Marimba & Drum Set
This was our second attempt at implementing multi-microphone techniques to capture radiation patterns of instruments for assembly in a virtual environment where the user has all six degrees of freedom. In this session, we tried a similar technique to the violin/viola duo with placing the four microphones in quadraphonic speaker positions (Michael Gerzon): Front Left Up, Back Left Down, Back Right Up, Front Right Down. We tried this for the drum set and marimba. The isolation of the two instruments proved to work better, when compared to the string duo recording, which was done not-isolated in a theater.
We also tried another set of microphones on each instrument. On the drum set, we had four cardioid microphones placed at 90º from each other, equidistant to the center of the kit: A U67 above the snare/crash, two KM-184s placed respectively on each side of the kit, and an Re-20 in the back pointed into the hole of the cajon.
For the Marimba, due to its width, four Sennheiser MKH 800 Twins were placed respectively above middle C down the length of the instrument. They were all essentially tuned to hyper-cardioid in the mix.
The ambisonic/omnidirectional spot microphone technique was also used in this session although I didn’t end up using it for these mixes.
You can experience the Holographic Sound Recording Here on my itch.io page.
Thoughts on Unity Rendering
After the mix was done with adequate processing, the radiation capturing microphones were then exported to stems. I created a 3D environment in Unity and used Google Resonance to spatialize the recording, giving the listener six degrees of freedom. What I found when doing this, is that the quadraphonic micing techniques proved to not be as good as the other system on the drum set.

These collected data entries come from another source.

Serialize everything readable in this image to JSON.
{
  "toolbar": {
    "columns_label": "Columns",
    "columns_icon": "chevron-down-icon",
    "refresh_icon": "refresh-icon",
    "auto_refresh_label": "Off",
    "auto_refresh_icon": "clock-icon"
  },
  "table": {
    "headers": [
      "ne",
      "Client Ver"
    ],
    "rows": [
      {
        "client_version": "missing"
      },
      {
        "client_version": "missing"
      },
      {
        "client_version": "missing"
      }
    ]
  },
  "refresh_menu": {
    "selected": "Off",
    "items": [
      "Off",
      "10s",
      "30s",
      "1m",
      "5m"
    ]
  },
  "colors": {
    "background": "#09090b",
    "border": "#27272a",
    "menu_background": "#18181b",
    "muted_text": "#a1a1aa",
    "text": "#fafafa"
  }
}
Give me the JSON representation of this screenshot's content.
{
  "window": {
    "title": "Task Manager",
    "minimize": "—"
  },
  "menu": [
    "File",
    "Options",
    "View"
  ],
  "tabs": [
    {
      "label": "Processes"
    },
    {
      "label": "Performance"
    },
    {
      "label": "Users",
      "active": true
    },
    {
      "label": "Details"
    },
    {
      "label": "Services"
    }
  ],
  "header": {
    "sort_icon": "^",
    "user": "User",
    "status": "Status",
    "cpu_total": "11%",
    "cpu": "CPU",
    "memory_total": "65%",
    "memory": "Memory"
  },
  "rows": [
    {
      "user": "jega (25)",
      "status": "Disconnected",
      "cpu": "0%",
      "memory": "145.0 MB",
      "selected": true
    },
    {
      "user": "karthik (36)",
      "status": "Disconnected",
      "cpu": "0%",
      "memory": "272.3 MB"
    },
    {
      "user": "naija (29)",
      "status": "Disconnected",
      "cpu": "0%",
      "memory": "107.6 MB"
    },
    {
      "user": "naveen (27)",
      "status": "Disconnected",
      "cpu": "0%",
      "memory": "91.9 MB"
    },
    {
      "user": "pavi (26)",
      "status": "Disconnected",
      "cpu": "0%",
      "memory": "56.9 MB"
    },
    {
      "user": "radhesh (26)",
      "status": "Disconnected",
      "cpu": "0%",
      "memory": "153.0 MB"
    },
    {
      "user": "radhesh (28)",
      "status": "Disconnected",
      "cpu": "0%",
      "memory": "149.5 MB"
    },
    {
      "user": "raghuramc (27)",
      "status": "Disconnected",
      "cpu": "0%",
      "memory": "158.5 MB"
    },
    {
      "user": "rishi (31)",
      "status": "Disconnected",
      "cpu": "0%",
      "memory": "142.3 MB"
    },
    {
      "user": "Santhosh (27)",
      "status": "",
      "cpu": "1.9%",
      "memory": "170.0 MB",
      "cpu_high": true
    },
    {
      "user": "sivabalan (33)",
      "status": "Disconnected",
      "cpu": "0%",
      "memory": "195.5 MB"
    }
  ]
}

While for the marimba, a combination of the two seemed to work well.
After messing around a lot and listening to the difference between the two systems, I’ve come to this ideology as to how to capture radiation characteristics for recordings with six degrees of freedom:
One music use both their knowledge of what sounds good in terms of microphone placement, as well as angles in which microphone patterns become de-correlated. Using these two principles, one should place enough microphones around the sound so that the all directional characteristics are captured with the most de-correlation between signals and best timbre possible. A mix of this ideology and common sense regarding the radiation characteristics of the instrument should give engineers a great starting place when attempting to mic radiation patterns for six degrees of freedom recordings.
In the case of the Marimba, both the Sennheiser MKH 800 Twins and the quadraphonic mic techniques combined worked due to the larger size of the instrument. The Twins helped capture the definition of the player moving up and down the keyboard, while the ambisonic microphones captured more of the indirect sound coming off the sides of the instrument.
For the drum set, the quadraphonic microphone setup proved to sound spacey and indirect when compared to the more thought out four microphone placement. And due to the angle between the two systems not being great enough to create de-correlation, the combination sounded phasing out and unnatural. The four cardioid microphones placed at 90º, equidistant from the center of the kit had the best combination of timbre (from their placement) and de-correlation (from their respective angles).